Sur le plan de la stratégie de déconfinement le Président de la République en a esquissé les grands traits autour de quelques mesures telles que le port de masques obligatoire dans les lieux publics, la production de 1.500.000 masques locaux d’ici le 10 mai 2020 et l’intensification des tests par une augmentation de la capacité du pays à pratiquer les tests de dépistage au Covid-19.

Le Président de la République a également envisagé un déconfinement progressif. Mais que doit-on entendre par déconfinement progressif ?

Il s’agit, à notre avis, pour le gouvernement d’apprécier la situation au regard des indicateurs épidémiologiques qui seront disponibles pour déterminer, le cas échéant, la stratégie de retour à la normale par une reprise progressive et graduée de l’activité.

Cette reprise se ferait avec le port du masque obligatoire dans les espaces publics. Le Président de la République a d’ailleurs annoncé la disponibilité de 1.500.000 masques locaux d’ici le 15 mai. Mais bien évidemment, il ne peut s’agir que d’un lot de départ. Autrement comment envisager de déconfiner une population de 4.500.000 habitants avec 1.500.000 masques ? 
Il faudra nécessairement augmenter la capacité de production de ces masques au besoin en créant également un centre de fabrication à Pointe-Noire. 

Le prix du masque sera, selon le chef de l’état, réglementé et ne devra pas dépasser 1000FCFA. Mais combien de congolais pourront payer à chaque membre de leur famille un masque à ce prix. Par ailleurs, il ne faut pas perdre de vue qu’à la sortie du confinement, il y aura à payer une facture sociale, qui pourrait s’élever à des milliers d’emplois détruits autant par le ralentissement de l’activité mondiale que par la baisse du prix du baril de pétrole.

L’intensification des tests de dépistage au covid 19 est également une mesure de santé publique salutaire. Mais concrètement comment ça va se passer ? 

S’agirait-t-il d’un dépistage de masse ou d’un dépistage ciblé sur les sujets symptomatiques ou des cas contacts ?
De quel type de tests s’agira-t-il sachant que les tests rapides sont peu fiables et renseignent juste sur l’état immunitaire d’un sujet à l’instant T et qu’une personne contaminée depuis 5 à 6 jours, pourra toujours être détecté négatif au test rapide ? 

Autant de questions auxquelles le gouvernement, devra sous l’éclairage du comité d’experts, apporter des réponses avant la fin du confinement.

A ces mesures qui attendent d’être précisées s’ajouteront celles qui ne devraient pas poser trop de problèmes dans leur mise en œuvre. Ce sera notamment le cas du maintien de la prohibition des regroupements de plus de 50 personnes et de l’encadrement de la fréquentation des lieux exigus pour contrôler le respect de la distanciation sociale.

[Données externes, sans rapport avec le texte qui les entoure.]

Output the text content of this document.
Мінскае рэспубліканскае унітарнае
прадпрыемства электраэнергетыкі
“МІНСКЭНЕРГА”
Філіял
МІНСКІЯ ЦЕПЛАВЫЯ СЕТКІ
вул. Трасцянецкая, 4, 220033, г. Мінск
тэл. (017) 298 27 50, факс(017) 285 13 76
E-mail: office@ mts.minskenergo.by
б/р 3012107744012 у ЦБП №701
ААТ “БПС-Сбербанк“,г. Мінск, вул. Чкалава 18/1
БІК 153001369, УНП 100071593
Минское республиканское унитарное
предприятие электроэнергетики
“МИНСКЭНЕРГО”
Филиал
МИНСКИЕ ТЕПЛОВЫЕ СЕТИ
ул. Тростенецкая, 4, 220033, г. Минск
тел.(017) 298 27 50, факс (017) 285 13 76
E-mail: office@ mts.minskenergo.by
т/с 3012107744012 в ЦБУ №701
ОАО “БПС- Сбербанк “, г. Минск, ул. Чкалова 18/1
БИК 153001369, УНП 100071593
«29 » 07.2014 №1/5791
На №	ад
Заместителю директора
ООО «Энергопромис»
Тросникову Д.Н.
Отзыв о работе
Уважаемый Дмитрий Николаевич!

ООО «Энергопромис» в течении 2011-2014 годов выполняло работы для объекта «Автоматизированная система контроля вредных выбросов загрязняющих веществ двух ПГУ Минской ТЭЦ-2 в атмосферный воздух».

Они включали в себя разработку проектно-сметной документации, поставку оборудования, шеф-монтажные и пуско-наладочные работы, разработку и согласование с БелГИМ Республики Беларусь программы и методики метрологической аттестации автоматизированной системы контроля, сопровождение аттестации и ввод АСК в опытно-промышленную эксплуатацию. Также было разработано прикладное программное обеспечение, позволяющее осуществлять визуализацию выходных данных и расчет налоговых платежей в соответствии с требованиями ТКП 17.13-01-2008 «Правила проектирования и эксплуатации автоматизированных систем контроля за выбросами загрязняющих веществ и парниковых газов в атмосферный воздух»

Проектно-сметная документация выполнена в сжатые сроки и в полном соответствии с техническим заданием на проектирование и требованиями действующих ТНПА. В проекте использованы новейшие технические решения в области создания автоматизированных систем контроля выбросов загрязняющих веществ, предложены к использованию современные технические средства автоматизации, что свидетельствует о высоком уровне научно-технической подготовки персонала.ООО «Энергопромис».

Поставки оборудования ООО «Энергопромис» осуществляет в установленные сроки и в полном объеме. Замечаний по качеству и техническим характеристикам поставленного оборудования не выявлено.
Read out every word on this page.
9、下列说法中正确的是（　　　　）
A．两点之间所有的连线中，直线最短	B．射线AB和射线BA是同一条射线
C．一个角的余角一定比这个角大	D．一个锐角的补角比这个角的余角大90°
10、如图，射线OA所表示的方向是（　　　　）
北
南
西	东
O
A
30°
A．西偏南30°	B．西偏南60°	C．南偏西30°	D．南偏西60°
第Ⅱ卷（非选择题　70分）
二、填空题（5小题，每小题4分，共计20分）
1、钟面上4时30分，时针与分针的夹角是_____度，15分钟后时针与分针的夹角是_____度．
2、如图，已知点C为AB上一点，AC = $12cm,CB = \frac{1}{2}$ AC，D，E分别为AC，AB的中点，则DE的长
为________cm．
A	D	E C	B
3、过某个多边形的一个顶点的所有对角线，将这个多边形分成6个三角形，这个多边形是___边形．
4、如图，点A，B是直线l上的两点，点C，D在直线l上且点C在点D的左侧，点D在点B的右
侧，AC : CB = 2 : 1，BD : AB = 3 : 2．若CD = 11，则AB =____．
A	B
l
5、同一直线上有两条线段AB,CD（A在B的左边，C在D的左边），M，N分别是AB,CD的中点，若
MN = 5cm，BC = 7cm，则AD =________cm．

De la même manière, les établissements scolaires et universitaires qui devraient rester fermés jusqu’à la prochaine rentrée scolaire, à l’exception des classes d’examens. Les résultats scolaires seraient alors déterminés par les notes des deux premiers trimestres. Il serait en effet, désastreux de ré-ouvrir les écoles à partir du 15 mai 2020, car la réalité de nos établissements ne permet pas, en l’état, de respecter les exigences de distanciation sociale. Il s’agit-là également d’un impératif de santé publique.

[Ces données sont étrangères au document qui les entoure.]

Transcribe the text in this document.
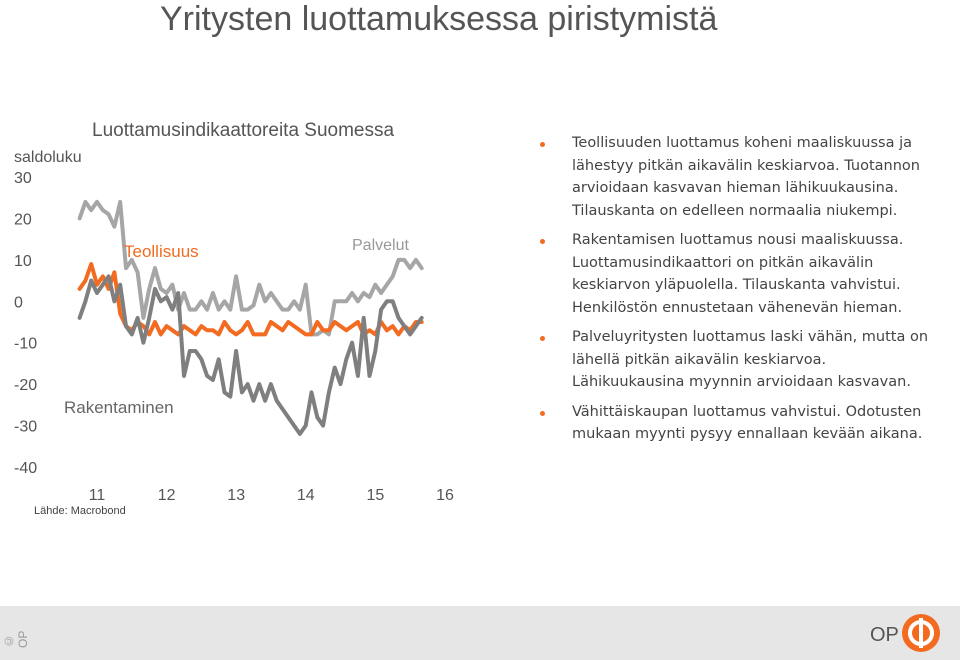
Yritysten luottamuksessa piristymistä
Luottamusindikaattoreita Suomessa
saldoluku
30
20
10
0
-10
-20
-30
-40
11	12	13	14	15	16
Lähde: Macrobond
Teollisuus	Palvelut
Rakentaminen
Teollisuuden luottamus koheni maaliskuussa ja lähestyy pitkän aikavälin keskiarvoa. Tuotannon arvioidaan kasvavan hieman lähikuukausina. Tilauskanta on edelleen normaalia niukempi.
Rakentamisen luottamus nousi maaliskuussa. Luottamusindikaattori on pitkän aikavälin keskiarvon yläpuolella. Tilauskanta vahvistui. Henkilöstön ennustetaan vähenevän hieman.
Palveluyritysten luottamus laski vähän, mutta on lähellä pitkän aikavälin keskiarvoa. Lähikuukausina myynnin arvioidaan kasvavan.
Vähittäiskaupan luottamus vahvistui. Odotusten mukaan myynti pysyy ennallaan kevään aikana.
© OP	OP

Le gouvernement doit communiquer sans attendre sur le plan de déconfinement pour donner un espoir et casser l’impatience des citoyens. Se taire sur cette attente serait contre-productif et pourraient pousser certains à rompre le confinement de façon désordonnée; ce qui serait dramatique.

Les congolais doivent savoir, quand et comment ils pourront reprendre une vie normale. C’est à cette conditions qu’ils consentiront de bonne grâce aux sacrifices qui leurs sont imposés.